Однако ж это "переодевание" привело меня совсем не к тем результатам,
каких я ожидал. Прежде, в казенной, подбитой ветром шинели, с испачканными в
чернилах руками, с взъерошенными волосами, я хотя и не представлял образца
изящного молодого кавалера, но был, как говорится, самим собой. Теперь, в
"собственной" шинели, с вымытыми дочиста руками, с головой, обремененной
помадой, я был похож на мещанина, собравшегося в праздник к обедне. Ничто не
укрылось от проницательности знатоков-товарищей: ни то, что на мундире у
меня было не семи-, а четырехрублевое сукно, ни то, что на воротник шинели
был поставлен не настоящий, а польский бобер, ни то, наконец, что все это
было шито не Маркевичем и даже не Брунстом, а каким-то маленьким портным с
Офицерской улицы...
Но что всего важнее: вступление на путь франтовства было замечено и
сделалось предметом самых язвительных комментарий.

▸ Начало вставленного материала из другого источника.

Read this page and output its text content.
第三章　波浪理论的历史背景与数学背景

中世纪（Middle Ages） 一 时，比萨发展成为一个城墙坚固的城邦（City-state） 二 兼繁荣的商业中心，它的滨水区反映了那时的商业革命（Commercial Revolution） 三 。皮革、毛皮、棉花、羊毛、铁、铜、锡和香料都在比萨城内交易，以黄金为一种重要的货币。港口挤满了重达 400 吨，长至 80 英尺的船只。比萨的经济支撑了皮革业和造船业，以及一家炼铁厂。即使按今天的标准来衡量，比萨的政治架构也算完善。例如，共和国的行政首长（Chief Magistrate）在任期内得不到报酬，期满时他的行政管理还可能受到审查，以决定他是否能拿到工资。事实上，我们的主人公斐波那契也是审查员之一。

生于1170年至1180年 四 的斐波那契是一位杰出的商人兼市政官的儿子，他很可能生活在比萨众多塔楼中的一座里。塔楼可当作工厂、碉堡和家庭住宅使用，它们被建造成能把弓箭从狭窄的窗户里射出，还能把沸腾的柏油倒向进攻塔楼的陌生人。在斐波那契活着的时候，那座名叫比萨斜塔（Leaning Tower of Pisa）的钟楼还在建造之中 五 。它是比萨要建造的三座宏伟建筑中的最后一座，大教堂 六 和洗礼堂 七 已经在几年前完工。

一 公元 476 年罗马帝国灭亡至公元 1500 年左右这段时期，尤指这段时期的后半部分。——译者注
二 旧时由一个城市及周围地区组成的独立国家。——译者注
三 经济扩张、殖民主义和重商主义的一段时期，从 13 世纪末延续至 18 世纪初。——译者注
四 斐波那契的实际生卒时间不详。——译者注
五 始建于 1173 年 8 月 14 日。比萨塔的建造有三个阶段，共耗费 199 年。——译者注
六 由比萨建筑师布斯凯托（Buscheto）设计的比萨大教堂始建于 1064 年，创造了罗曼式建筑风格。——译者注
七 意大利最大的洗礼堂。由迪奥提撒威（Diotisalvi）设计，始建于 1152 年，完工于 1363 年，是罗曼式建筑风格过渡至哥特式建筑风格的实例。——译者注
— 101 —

Стало быть, я совсем не
"философ", если на скудные, вымученные из вышневолоцких мужиков деньги
поспешил приобрести не хрестоматию Галахова, но шинель с польскими бобрами!
стало быть, я только прикидывался умником, а в сущности был дрянной и
завистливый мальчишка, втайне сгоравший теми же самыми вожделениями,
которыми горели и прочие егермейстерские и шталмейстерские дети! Подметив во
мне эту черту, товарищи решились эксплуатировать ее и сделать из меня шута.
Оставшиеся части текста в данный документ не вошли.